消費税の任意の中間申告制度とは

消費税は前年の納税額が48万円(地方消費税を合わせると615,300円)を超えると、消費税の中間納税義務が発生し、半年おき、3ヶ月おき、1ヶ月おきに今年の分の消費税を仮払いする必要があります。

消費税の中間申告義務

ところで、48万円以下であればこの中間申告義務はないのですが、まとめて1年分を納付するのが大変なので、半年に1回、消費税を前払いすることができる、消費税の任意の中間申告制度というものがあります。

手間はかかりますが、一回で大きな納税をするのが心理的な負担となっている方には、利用してもいいかなあと考えています。

消費税の任意の中間申告制度

消費税の任意の中間申告制度とは、中間申告義務がない方が、半年に1度だけ、半年分を納めていいよというルールです。

任意ということもあり、義務ではありません。この制度を利用しても、しなくても最終的に納税する金額は同じです。

ただし、消費税は、赤字でも納税額が発生することも多く、かつ、納税額も大きくなってしまうことから、多額の納税に対する心理的な負担を和らげることができます。そういった意味で、利用価値はあるかと思います。

これを利用するには、スタートから6ヶ月以内(個人事業者の場合6/30)に「任意の中間申告書を提出する旨の届出書」というものを提出します。

これを提出することによって、任意の中間申告をすることが可能になります。

ちなみに、これをやめたい場合には、「任意の中間申告書を提出することの取りやめ届出書」を提出します。
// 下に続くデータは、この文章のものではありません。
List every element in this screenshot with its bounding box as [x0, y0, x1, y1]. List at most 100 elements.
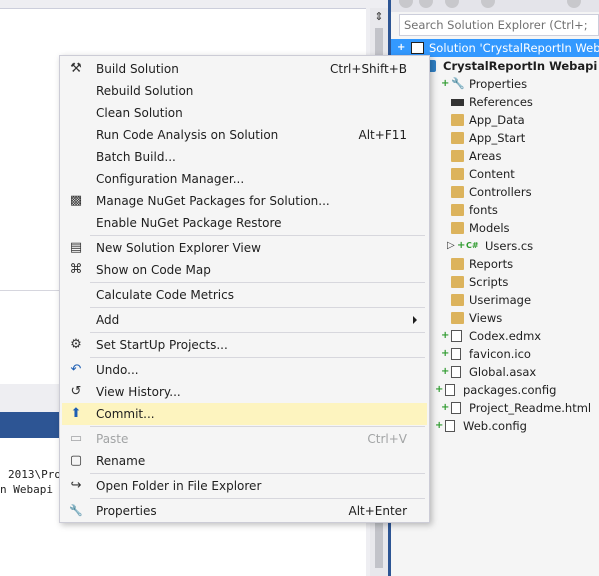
menu-item-shortcut: Alt+Enter [348, 504, 407, 518]
nuget-icon: ▩ [69, 193, 83, 208]
menu-item-label: Add [96, 313, 120, 327]
references-icon [451, 99, 464, 106]
output-line: n Webapi [0, 483, 53, 496]
tree-item-label: Solution 'CrystalReportIn Weba [429, 41, 599, 55]
gear-icon: ⚙ [70, 337, 82, 352]
menu-item-label: Configuration Manager... [96, 172, 245, 186]
menu-item-label: Open Folder in File Explorer [96, 479, 262, 493]
wrench-icon: 🔧 [69, 504, 83, 517]
paste-icon: ▭ [69, 431, 83, 446]
output-panel-tab[interactable] [0, 412, 62, 438]
menu-item-undo[interactable]: ↶ Undo... [62, 359, 427, 381]
menu-item-label: Properties [96, 504, 157, 518]
menu-item-label: Rebuild Solution [96, 84, 194, 98]
menu-item-label: View History... [96, 385, 181, 399]
menu-item-open-folder[interactable]: ↪ Open Folder in File Explorer [62, 475, 427, 497]
submenu-arrow-icon [413, 316, 417, 324]
folder-icon [451, 276, 464, 288]
tree-item-label: App_Start [469, 131, 526, 145]
menu-item-label: Undo... [96, 363, 139, 377]
config-file-icon [445, 420, 455, 432]
folder-icon [451, 204, 464, 216]
tree-item-label: Properties [469, 77, 528, 91]
tree-item-label: Users.cs [485, 239, 534, 253]
menu-item-label: Run Code Analysis on Solution [96, 128, 279, 142]
forward-icon[interactable] [419, 0, 433, 8]
split-icon[interactable]: ⇕ [372, 10, 386, 24]
menu-separator [90, 307, 425, 308]
menu-item-label: Rename [96, 454, 146, 468]
tree-item-label: Reports [469, 257, 514, 271]
tree-item-label: packages.config [463, 383, 557, 397]
tree-item-label: References [469, 95, 533, 109]
menu-item-clean-solution[interactable]: Clean Solution [62, 102, 427, 124]
menu-item-label: Set StartUp Projects... [96, 338, 228, 352]
new-view-icon: ▤ [69, 240, 83, 255]
menu-item-new-solution-explorer-view[interactable]: ▤ New Solution Explorer View [62, 237, 427, 259]
menu-item-rename[interactable]: ▢ Rename [62, 450, 427, 472]
menu-item-label: Enable NuGet Package Restore [96, 216, 282, 230]
back-icon[interactable] [399, 0, 413, 8]
tree-item-label: fonts [469, 203, 498, 217]
menu-separator [90, 426, 425, 427]
menu-item-run-code-analysis[interactable]: Run Code Analysis on Solution Alt+F11 [62, 124, 427, 146]
menu-item-calculate-code-metrics[interactable]: Calculate Code Metrics [62, 284, 427, 306]
menu-item-label: Show on Code Map [96, 263, 211, 277]
menu-item-label: Paste [96, 432, 129, 446]
history-icon[interactable] [481, 0, 495, 8]
search-input[interactable]: Search Solution Explorer (Ctrl+; [399, 14, 599, 36]
menu-separator [90, 473, 425, 474]
menu-separator [90, 332, 425, 333]
menu-item-properties[interactable]: 🔧 Properties Alt+Enter [62, 500, 427, 522]
menu-item-configuration-manager[interactable]: Configuration Manager... [62, 168, 427, 190]
menu-item-commit[interactable]: ⬆ Commit... [62, 403, 427, 425]
menu-item-set-startup-projects[interactable]: ⚙ Set StartUp Projects... [62, 334, 427, 356]
config-file-icon [445, 384, 455, 396]
tree-item-label: favicon.ico [469, 347, 531, 361]
folder-icon [451, 312, 464, 324]
folder-icon [451, 114, 464, 126]
menu-separator [90, 498, 425, 499]
menu-item-shortcut: Ctrl+Shift+B [330, 62, 407, 76]
edmx-file-icon [451, 330, 462, 342]
menu-item-label: Manage NuGet Packages for Solution... [96, 194, 330, 208]
solution-icon [411, 42, 424, 54]
menu-separator [90, 357, 425, 358]
csharp-file-icon: C# [466, 241, 479, 250]
menu-item-batch-build[interactable]: Batch Build... [62, 146, 427, 168]
menu-item-add[interactable]: Add [62, 309, 427, 331]
menu-item-paste[interactable]: ▭ Paste Ctrl+V [62, 428, 427, 450]
menu-separator [90, 282, 425, 283]
tree-item-label: Web.config [463, 419, 527, 433]
html-file-icon [451, 402, 461, 414]
menu-item-label: New Solution Explorer View [96, 241, 261, 255]
menu-item-enable-nuget-restore[interactable]: Enable NuGet Package Restore [62, 212, 427, 234]
tree-item-label: Project_Readme.html [469, 401, 592, 415]
menu-item-shortcut: Ctrl+V [367, 432, 407, 446]
tree-item-label: Models [469, 221, 510, 235]
menu-item-manage-nuget[interactable]: ▩ Manage NuGet Packages for Solution... [62, 190, 427, 212]
open-folder-icon: ↪ [70, 478, 82, 493]
folder-icon [451, 222, 464, 234]
menu-separator [90, 235, 425, 236]
expand-icon[interactable]: ▷ [447, 237, 455, 255]
tree-item-label: CrystalReportIn Webapi [443, 59, 598, 73]
code-map-icon: ⌘ [69, 262, 83, 277]
wrench-icon: 🔧 [451, 77, 465, 90]
tree-item-label: Controllers [469, 185, 532, 199]
tree-item-label: Global.asax [469, 365, 537, 379]
menu-item-label: Calculate Code Metrics [96, 288, 234, 302]
home-icon[interactable] [445, 0, 459, 8]
tree-item-label: Content [469, 167, 515, 181]
solution-explorer-toolbar [391, 0, 599, 12]
tree-item-label: Userimage [469, 293, 532, 307]
menu-item-view-history[interactable]: ↺ View History... [62, 381, 427, 403]
menu-item-label: Build Solution [96, 62, 179, 76]
menu-item-show-on-code-map[interactable]: ⌘ Show on Code Map [62, 259, 427, 281]
file-icon [451, 348, 461, 360]
menu-item-rebuild-solution[interactable]: Rebuild Solution [62, 80, 427, 102]
menu-item-build-solution[interactable]: ⚒ Build Solution Ctrl+Shift+B [62, 58, 427, 80]
menu-item-shortcut: Alt+F11 [358, 128, 407, 142]
folder-icon [451, 186, 464, 198]
wrench-icon[interactable] [567, 0, 581, 8]
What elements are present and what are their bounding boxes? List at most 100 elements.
これを提出しない場合には、届出書の効果が(原則)継続します。

納税できる金額

納税できる金額は、6ヶ月毎の中間申告と同じです。

・前期納税実績(前年の納税額の2分の1)
・仮決算方式(6ヶ月分の決算を組んで、それをもとに消費税を計算する)

の2通りがあります。

ところで、任意の中間申告の場合は中間申告義務がない方が行うものなので、そもそも、前期が免税で納税額が0というケースも少なくありません。

その場合には、

・0円で申告書を提出する
・仮決算方式で計算する

のいずれかになります。

中間申告義務との大きな違い

任意の中間申告と、中間申告義務との大きな違いがひとつあります。

それは、任意の中間申告をする場合には、中間申告書の提出が必須になります。

というのも、中間申告書の提出がない場合の取り扱いがまったく違います。

中間申告義務の場合には、申告書の提出がない場合には、「前期納税実績による申告書があったものとみなされる」ということになっています。

しかし、任意の中間申告の場合には、申告書の提出がない場合、「任意の中間申告書を提出することの取りやめ届出書が提出されたものとみなされる」ことになり、任意の中間申告ができないことになります。

つまり、中間申告義務の場合には納税のみですませ、申告書を提出することはほとんどないでしょう。それが、任意の中間申告制度にはありませんので、中間申告書の提出は必須です。

お気をつけください。

<昨日の出来事>
午前は税理士業を中心に。
午後はマイナンバーカードの更新、ランニング7km。